My wife decided to remove the antique claw feet, and our carpenters prepared a wood cradle from some scrap wood from another project. It’s not yet installed — I will post another picture when were are finally done.
Made in the good old USA and, yes, it really is “old” — 1927.
There is a temporary electric meter set by our utility provider for construction, but getting the permanent power was more of a challenge than we expected. The old house had the electric meter on the front of the house, which was less than 100 feet to the transformer on a nearby telephone pole. We designed the new house with the meter at the back of the garage, to keep it out of sight and we planned to put the electric line underground for safety and aesthetics.
Well it turned out that we should have consulted our electric provider earlier in the process. Running the power to the garage was a longer distance than the utility preferred, due to line resistance and potential power “sag”. The extra distance was about 70 feet or so, which on its face does not seem like much. While I never got a clear answer on the maximum distance the meter should be from the transformer, it seems like anything over about 150 feet poses potential problems. The distance is a function of a number of variables including, size of the transformer, size/resistance of the service line, and customer power demand.
Also, running the service line underground required the utility company to replace a telephone pole on the corner of our yard, so that all the utilities (including cable/internet) could be properly dropped down the side of the pole.

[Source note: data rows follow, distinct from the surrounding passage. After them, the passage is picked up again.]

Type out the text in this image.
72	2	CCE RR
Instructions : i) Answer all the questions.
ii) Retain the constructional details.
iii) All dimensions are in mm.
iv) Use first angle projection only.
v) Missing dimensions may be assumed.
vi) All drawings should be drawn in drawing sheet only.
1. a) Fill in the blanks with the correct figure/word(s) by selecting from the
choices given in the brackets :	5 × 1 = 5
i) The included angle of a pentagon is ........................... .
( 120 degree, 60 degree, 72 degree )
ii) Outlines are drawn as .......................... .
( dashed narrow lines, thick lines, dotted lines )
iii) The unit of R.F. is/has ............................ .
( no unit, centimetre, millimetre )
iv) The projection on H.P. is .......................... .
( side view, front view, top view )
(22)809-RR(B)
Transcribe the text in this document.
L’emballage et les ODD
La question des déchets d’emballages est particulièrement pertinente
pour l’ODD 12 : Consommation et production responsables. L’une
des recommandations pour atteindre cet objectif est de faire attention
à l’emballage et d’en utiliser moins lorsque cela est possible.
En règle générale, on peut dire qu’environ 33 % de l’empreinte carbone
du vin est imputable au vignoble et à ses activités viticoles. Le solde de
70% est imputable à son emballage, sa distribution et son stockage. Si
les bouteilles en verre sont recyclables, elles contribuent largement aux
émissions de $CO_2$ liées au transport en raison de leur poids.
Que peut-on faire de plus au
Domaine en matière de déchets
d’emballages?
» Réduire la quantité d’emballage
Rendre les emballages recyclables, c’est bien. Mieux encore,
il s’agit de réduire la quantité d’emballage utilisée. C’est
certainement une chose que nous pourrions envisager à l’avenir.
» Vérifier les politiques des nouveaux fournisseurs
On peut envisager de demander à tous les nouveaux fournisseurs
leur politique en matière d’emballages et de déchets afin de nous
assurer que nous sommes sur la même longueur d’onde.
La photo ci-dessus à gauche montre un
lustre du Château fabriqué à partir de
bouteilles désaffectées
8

Time for the new pole and transformer upgrades were 6 – 8 weeks, given the utility’s heavy work schedule. Also, trenching for the new conduit had to be carefully planned to avoid running too close to an existing large pecan tree.
So, all of that caused us to have to re-juggle our schedule for landscaping and related work on the site.
Now we are just awaiting our utility to come and pull the wires through the new underground conduit.
Insulation. It’s not just for thermal resistance and minimizing energy consumption, though that is what first comes to mind.
We used a variety of insulation materials. Exterior 2×6 walls got R-19 fiberglass batten insulation. Interior walls got R-11, primarily for sound-proofing. Amazingly, the batten insulation is so light that it was merely packed in and hung between the interior studs, prior to the dry wall going in.
And, the framing between the second story and the first floor likewise was insulated, for sound-proofing.
Ceilings received R-38 spray foam insulation. As you can tell from this picture, the spray foam is much better at filling all the gaps in the walls, and hence overall a much better insulating material.
And, finally, you may wonder — do you insulate the garage? For a custom home, the answer clearly is “yes.” As long as you have the crews on site and the walls open — as my builder says — the cost is “pennies” (er, well perhaps dollars). But, you get the idea.